Adern, das preisgekrönte Stück von Lisa Wentz, feiert am 22. Februar 2024 in einer Inszenierung von Georg Schmiedleitner Premiere am Stadttheater. (Marianne Fischer/Kleine Zeitung)
»Heute weiß ja kaum jemand mehr, wie diese Nachkriegsjahre waren, wie es dieser Gesellschaft ging, die sich bemüht hat, trotz aller historischen Belastungen aus den Trümmern der Kriegsgeneration eine neue Welt aufzubauen«, sagt Georg Schmiedleitner. Der Oberösterreicher inszeniert mit Lisa Wentz´Adern ein Stück, das im Jahr 1953 beginnt und sich bis in die 1970er-Jahre spannt: In Schwaz in Tirol treffen sich aufgrund einer Anzeige Rudolf und Aloisia, in Klagenfurt gespielt von Axel Sichrovsky und Raphaela Möst. Er sucht eine Mutter für seine fünf Kinder, sie hat sich gemeldet. Beide sind gezeichnet von Kriegserfahrungen. Rudolf hatte offenbar in den Stollen der Messerschmitt-Werke mit Zwangsarbeitern zu tun, bei einer Sprengung gab es ein oder mehrere Opfer. Nun fürchtet er, im Rahmen der Entnazifizierung verhaftet zu werden, obwohl er nur Befehle befolgte.

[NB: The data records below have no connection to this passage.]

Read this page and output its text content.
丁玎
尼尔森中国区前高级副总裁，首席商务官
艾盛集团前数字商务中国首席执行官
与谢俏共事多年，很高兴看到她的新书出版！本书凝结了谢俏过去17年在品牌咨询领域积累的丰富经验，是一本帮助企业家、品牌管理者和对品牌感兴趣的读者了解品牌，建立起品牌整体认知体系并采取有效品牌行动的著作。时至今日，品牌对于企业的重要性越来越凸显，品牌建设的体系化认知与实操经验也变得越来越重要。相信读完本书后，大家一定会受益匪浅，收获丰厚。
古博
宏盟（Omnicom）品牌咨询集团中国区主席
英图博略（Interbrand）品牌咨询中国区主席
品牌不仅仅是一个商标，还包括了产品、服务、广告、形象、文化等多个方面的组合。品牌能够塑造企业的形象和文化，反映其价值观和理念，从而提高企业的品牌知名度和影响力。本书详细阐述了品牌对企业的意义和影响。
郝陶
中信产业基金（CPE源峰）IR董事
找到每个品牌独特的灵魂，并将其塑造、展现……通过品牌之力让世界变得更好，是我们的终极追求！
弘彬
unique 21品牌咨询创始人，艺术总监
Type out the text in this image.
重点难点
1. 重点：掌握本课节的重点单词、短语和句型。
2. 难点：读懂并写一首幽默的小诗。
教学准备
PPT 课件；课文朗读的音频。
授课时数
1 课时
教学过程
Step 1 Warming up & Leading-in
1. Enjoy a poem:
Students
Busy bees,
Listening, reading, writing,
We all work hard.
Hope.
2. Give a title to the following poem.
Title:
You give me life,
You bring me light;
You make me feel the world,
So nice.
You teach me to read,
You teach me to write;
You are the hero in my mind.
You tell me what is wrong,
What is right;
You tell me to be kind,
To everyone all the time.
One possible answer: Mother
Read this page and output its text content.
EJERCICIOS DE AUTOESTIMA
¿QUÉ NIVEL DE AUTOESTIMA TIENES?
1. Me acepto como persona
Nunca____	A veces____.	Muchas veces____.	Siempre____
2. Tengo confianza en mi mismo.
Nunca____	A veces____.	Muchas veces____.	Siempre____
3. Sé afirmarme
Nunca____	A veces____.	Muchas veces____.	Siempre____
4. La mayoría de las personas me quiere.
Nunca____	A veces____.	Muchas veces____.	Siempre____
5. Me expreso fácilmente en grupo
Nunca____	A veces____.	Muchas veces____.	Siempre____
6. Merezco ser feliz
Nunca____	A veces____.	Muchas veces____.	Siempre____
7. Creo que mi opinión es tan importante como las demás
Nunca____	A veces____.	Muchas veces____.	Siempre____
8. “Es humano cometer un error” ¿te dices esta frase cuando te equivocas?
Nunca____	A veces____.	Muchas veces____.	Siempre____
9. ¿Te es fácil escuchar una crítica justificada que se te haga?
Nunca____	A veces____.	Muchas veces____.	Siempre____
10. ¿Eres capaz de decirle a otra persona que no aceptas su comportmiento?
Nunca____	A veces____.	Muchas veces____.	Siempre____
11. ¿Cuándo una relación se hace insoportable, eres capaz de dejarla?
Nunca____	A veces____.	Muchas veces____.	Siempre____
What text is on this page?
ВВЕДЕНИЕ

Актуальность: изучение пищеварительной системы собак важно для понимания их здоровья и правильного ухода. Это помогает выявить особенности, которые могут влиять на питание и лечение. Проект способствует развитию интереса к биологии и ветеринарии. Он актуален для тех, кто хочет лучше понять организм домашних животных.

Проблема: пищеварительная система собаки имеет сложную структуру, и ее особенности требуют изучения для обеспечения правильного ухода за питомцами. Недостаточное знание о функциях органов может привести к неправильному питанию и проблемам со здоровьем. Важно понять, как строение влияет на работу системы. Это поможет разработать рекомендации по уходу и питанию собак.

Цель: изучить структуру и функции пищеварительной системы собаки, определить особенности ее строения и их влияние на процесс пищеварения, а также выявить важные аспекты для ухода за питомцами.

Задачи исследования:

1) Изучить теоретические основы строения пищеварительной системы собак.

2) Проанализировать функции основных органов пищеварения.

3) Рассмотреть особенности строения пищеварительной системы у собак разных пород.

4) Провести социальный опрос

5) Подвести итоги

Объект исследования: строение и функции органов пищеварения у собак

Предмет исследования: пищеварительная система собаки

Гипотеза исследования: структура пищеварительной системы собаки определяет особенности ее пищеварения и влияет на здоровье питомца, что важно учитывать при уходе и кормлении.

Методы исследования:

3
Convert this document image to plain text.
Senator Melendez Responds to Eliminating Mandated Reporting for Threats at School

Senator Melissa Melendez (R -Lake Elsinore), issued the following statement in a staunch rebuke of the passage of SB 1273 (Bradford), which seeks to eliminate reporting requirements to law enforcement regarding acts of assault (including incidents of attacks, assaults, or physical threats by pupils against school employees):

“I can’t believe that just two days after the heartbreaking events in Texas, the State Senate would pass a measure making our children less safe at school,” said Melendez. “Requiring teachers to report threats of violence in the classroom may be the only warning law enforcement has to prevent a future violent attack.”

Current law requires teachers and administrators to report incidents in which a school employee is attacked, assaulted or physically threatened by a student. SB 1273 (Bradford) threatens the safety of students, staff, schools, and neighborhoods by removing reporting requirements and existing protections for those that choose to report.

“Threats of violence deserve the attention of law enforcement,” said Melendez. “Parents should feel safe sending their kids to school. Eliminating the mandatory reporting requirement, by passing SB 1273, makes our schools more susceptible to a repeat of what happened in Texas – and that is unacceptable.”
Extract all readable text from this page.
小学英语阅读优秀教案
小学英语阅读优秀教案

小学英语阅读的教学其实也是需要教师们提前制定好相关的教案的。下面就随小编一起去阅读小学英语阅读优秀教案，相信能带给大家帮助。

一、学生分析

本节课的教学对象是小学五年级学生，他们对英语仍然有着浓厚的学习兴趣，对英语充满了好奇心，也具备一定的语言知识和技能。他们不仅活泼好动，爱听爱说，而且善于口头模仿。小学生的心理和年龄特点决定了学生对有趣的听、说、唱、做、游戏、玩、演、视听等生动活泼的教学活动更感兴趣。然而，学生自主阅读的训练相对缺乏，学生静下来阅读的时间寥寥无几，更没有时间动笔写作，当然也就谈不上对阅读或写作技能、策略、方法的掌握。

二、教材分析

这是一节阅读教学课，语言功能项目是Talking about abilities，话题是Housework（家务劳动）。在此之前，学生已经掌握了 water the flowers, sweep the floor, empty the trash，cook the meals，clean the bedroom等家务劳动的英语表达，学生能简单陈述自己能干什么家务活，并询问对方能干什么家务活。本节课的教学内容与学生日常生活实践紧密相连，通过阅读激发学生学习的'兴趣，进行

Und Aloisia hat eine Tochter von einem französischen Besatzungssoldaten und fragt sich, ob sie ihn suchen soll. »Mit diesem Rucksack treffen sich die beiden in Schwaz, einem Unort, wo eigentlich niemand freiwillig hin will, aber ein Ort, den sich die beiden erobern als Raum für ihre Beziehung. Hier leben sie, aber immer auch unter dem Druck, dass ihre eigentliche Historie noch einmal aufpoppt und im Herzen explodiert«, sagt Schmiedleitner, der zuletzt am Stadttheater Klagenfurt Shakespeares Was ihr wollt als poetisch-groteske Komödie zeigte.
Und auch Adern hat für ihn grotesk-heitere Seiten, denn zwei Menschen versuchen, »in all ihrer Unbeholfenheit zueinanderzufinden. Es sind oft patscherte und ungelenke Liebesversuche und das ist manchmal wirklich zum Lachen – aber eben auch deshalb, weil man solche Situationen aus der eigenen Welt kennt«, sagt Schmiedleitner über die »hell-dunkel funkelnde Liebesgeschichte« (so die Ankündigung), die mit dem Retzhofer Dramapreis und dem Nestroy als »Bestes Stück 2022« ausgezeichnet wurde. Die Jury lobte die »dialogische Könnerschaft« der 29-jährigen Autorin, die selbst in Tirol aufgewachsen ist, wo der Abbau von Silber- und Kupfererzen eine jahrhundertelange Tradition hat. Und so bezieht sich der Titel auf den Bergbau, in dem Rudolf beschäftigt ist, gleichzeitig aber auch auf die menschlichen Adern und das Blut, das darin pulsiert – oder auch vergossen wurde.